以上、本発明の実施形態について詳述してきたが、本発明はその具体的な記載によって限定されない。例えば、ロック突部は、連結溝部の差入れ方向後端に設けられていることが望ましいが、差入れ方向の中間部分に設けることもできる。
また、第一の上下付勢ゴムは必ずしも第二の上下付勢ゴムよりも上下方向で厚肉ではなくても良く、第一の上下付勢ゴムと第二の上下付勢ゴムが略同じ厚さとされていたり、第一の上下付勢ゴムが第二の上下付勢ゴムよりも薄肉とされていても良い。

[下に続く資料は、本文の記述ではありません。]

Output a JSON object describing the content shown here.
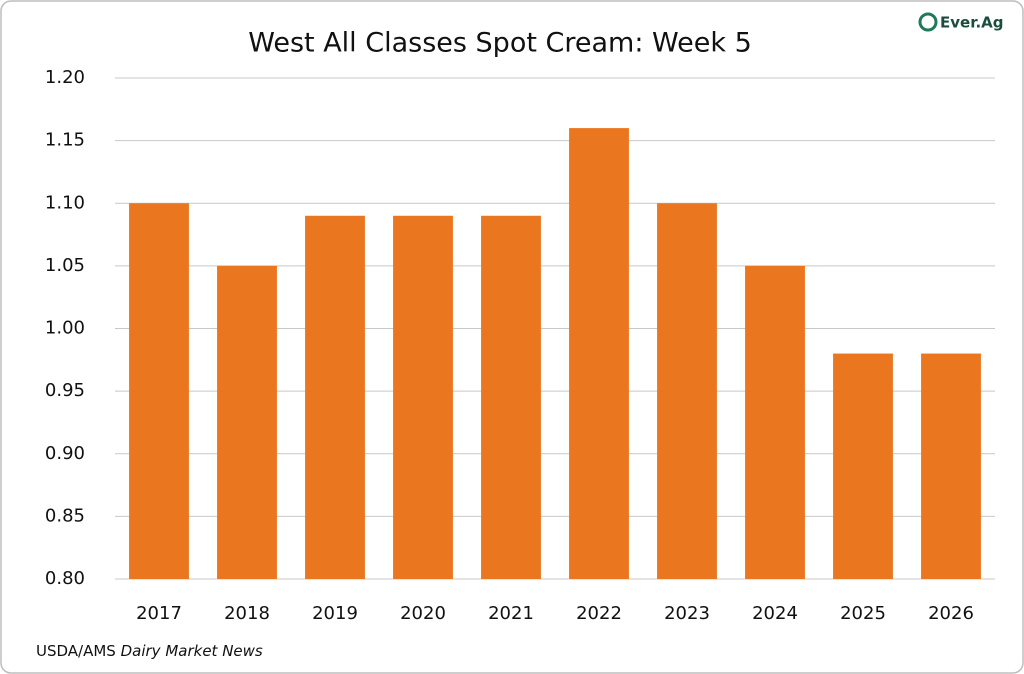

更に、第一の上下付勢ゴムと第二の上下付勢ゴムは、本体ゴム弾性体や前後付勢ゴム、左右付勢ゴムなどと別体で形成され得ると共に、相互に別体で形成することもできる。更にまた、前後付勢ゴムおよび左右付勢ゴムは省略することもできる。
また、第一の上下付勢ゴムが挿入連結部の下面に固着されていると共に、第二の上下付勢ゴムが挿入連結部の上面に固着されていても良く、この場合には、ロック突部が連結溝部の上内面に突出形成される。
また、ロック突部が連結溝部において溝深さ方向で部分的に形成されている一方、挿入連結部の下面に開口する切欠きがロック突部と対応する断面形状で前後に延びて形成されていると共に、切欠きの後端には下方へ突出する係止突部が形成されている構造を採用することもできる。これによれば、挿入連結部を連結溝部へ差し入れる際に、ロック突部が切欠き内を移動することで、ロック突部と第二の上下付勢ゴムの当接による差入れ抵抗を低減することができて、防振装置本体とブラケットの組付け作業が容易になる。なお、第二の上下付勢ゴムは、切欠きを左右に外れた部分に固着されると共に、係止突部の突出先端面にも固着され得る。
前記実施形態では、防振装置本体として流体封入式のマウント本体12を例示したが、例えば、第一の取付部材と第二の取付部材を本体ゴム弾性体で弾性連結したソリッドタイプの防振装置本体や、アクチュエータによる能動的な防振効果を得る能動型流体封入式の防振装置本体、防振特性を切り替え可能とした切替型流体封入式の防振装置本体なども、採用することができる。また、前記実施形態のマウント本体12では、一体加硫成形品16と液封組立体18が位置決めピン86によって位置決め保持される構造を例示したが、例えば、圧入やかしめ等によって位置決め保持されるようにしても良い。
前記実施形態に示したブラケットの具体的な構造は、あくまでも例示であって、連結溝部を備えていれば、車両ボデー124への取付構造や天板部98および底板部118の有無および具体的な構造などは、適宜に変更され得る。